Vietnam International Bank (VIB) on 17 Jan 2019 announced its annual financial results of 2018. Accordingly, profit before tax reached VND2,741 billion, growing by 95% year-on-year and 37% higher than the plan. This is the second consecutive year that VIB’s profit rate grew by approximately 100%.
Revenue increased by 48%, in which interest income and non-interest income increased by 40% and 92%, respectively. Non-interest income contributed 20% to total revenue. Cost to income ratio (CIR) reached an efficient level of 44%, reducing by 13% year-on-year. Return on equity (ROE) sharply increased to 22.5%, among banks with the highest ROE.

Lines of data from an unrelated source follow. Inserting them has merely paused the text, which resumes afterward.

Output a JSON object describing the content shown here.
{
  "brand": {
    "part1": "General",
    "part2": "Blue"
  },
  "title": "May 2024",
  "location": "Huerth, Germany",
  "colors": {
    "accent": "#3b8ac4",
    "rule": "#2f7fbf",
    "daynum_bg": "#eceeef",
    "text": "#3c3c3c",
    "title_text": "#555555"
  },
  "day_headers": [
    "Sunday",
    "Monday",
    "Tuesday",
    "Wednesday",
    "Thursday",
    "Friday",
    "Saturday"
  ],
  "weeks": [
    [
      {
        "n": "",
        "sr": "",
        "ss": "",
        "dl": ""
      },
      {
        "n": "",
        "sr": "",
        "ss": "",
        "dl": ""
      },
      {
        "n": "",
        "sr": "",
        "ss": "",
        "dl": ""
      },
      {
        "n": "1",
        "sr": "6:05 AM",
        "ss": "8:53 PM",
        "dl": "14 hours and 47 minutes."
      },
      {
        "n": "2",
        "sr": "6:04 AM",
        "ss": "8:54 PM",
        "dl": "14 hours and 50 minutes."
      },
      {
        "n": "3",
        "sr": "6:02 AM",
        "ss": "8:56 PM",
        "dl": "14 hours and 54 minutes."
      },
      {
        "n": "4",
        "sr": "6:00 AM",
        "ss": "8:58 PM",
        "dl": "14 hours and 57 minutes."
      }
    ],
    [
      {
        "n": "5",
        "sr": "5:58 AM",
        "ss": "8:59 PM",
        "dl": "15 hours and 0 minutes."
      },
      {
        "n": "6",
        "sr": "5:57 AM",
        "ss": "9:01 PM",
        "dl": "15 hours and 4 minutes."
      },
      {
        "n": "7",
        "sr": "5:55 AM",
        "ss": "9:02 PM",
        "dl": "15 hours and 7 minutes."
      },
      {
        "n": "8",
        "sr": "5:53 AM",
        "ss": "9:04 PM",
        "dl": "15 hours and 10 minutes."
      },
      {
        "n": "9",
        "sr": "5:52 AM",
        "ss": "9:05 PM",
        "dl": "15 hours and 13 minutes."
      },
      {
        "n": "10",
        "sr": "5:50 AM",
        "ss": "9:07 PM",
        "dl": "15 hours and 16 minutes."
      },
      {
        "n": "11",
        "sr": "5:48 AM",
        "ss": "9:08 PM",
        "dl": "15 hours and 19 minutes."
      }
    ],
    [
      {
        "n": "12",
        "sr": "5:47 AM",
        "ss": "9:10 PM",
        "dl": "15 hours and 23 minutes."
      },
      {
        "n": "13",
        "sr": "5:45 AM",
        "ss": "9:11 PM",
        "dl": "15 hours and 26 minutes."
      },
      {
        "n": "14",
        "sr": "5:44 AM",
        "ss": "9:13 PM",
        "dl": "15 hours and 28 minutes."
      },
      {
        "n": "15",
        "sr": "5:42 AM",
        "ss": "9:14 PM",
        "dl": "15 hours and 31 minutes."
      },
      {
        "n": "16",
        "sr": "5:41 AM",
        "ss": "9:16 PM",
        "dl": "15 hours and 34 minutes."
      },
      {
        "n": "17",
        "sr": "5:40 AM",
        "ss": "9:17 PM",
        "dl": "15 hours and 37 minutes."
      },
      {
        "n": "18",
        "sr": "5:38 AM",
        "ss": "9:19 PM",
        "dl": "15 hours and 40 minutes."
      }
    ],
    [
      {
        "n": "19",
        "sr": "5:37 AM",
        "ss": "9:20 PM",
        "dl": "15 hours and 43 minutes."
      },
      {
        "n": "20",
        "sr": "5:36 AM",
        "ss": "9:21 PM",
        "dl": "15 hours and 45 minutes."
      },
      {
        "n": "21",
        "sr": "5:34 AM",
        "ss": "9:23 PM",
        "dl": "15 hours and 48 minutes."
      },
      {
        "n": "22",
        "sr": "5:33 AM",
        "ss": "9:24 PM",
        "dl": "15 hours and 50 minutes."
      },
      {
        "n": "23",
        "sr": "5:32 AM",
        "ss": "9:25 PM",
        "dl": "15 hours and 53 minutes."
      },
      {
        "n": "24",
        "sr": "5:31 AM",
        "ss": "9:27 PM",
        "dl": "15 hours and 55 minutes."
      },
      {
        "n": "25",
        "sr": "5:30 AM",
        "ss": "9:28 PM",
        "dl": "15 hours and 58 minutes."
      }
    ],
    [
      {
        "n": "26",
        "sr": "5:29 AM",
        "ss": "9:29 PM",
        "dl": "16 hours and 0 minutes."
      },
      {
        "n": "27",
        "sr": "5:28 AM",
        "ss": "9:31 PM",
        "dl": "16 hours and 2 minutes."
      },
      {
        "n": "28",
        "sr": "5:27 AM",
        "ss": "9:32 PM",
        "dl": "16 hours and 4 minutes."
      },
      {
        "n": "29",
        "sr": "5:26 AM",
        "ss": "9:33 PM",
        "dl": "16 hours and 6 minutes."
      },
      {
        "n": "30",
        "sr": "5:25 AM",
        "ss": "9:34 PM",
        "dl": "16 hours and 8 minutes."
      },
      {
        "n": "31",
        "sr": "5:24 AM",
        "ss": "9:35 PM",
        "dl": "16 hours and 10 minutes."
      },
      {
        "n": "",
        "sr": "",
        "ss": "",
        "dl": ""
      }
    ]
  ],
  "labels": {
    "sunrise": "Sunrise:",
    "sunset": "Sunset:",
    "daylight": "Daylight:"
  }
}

Retail banking business continued making key contribution with revenue grew up by 90%. Wholesale banking and Treasury banking businesses also gained significant growth in profit of 22% and 49%, respectively.
On 31 Dec 2018, total asset of the bank reached nearly VND140,000 billion. Deposit rose by 22.7% year-on-year. Lending balance reached VND98,933 billion, up 17.5%, of which, retail lending balance was VND74,300, rising by 48% in 2018 after having risen by 83% in 2017. Thanks to this impressive growth rate, VIB surpassed many big joint stock banks in terms of retail lending balance and affirmed its position as one of the joint stock banks with high retail lending market share.
VIB’s equity is VND10,662 billion. Capital adequacy ratio (CAR) under Basel II was 10.2%. Non-performing loan ratio (NPL) is 2.2% with zero legacy loan sold to VAMC.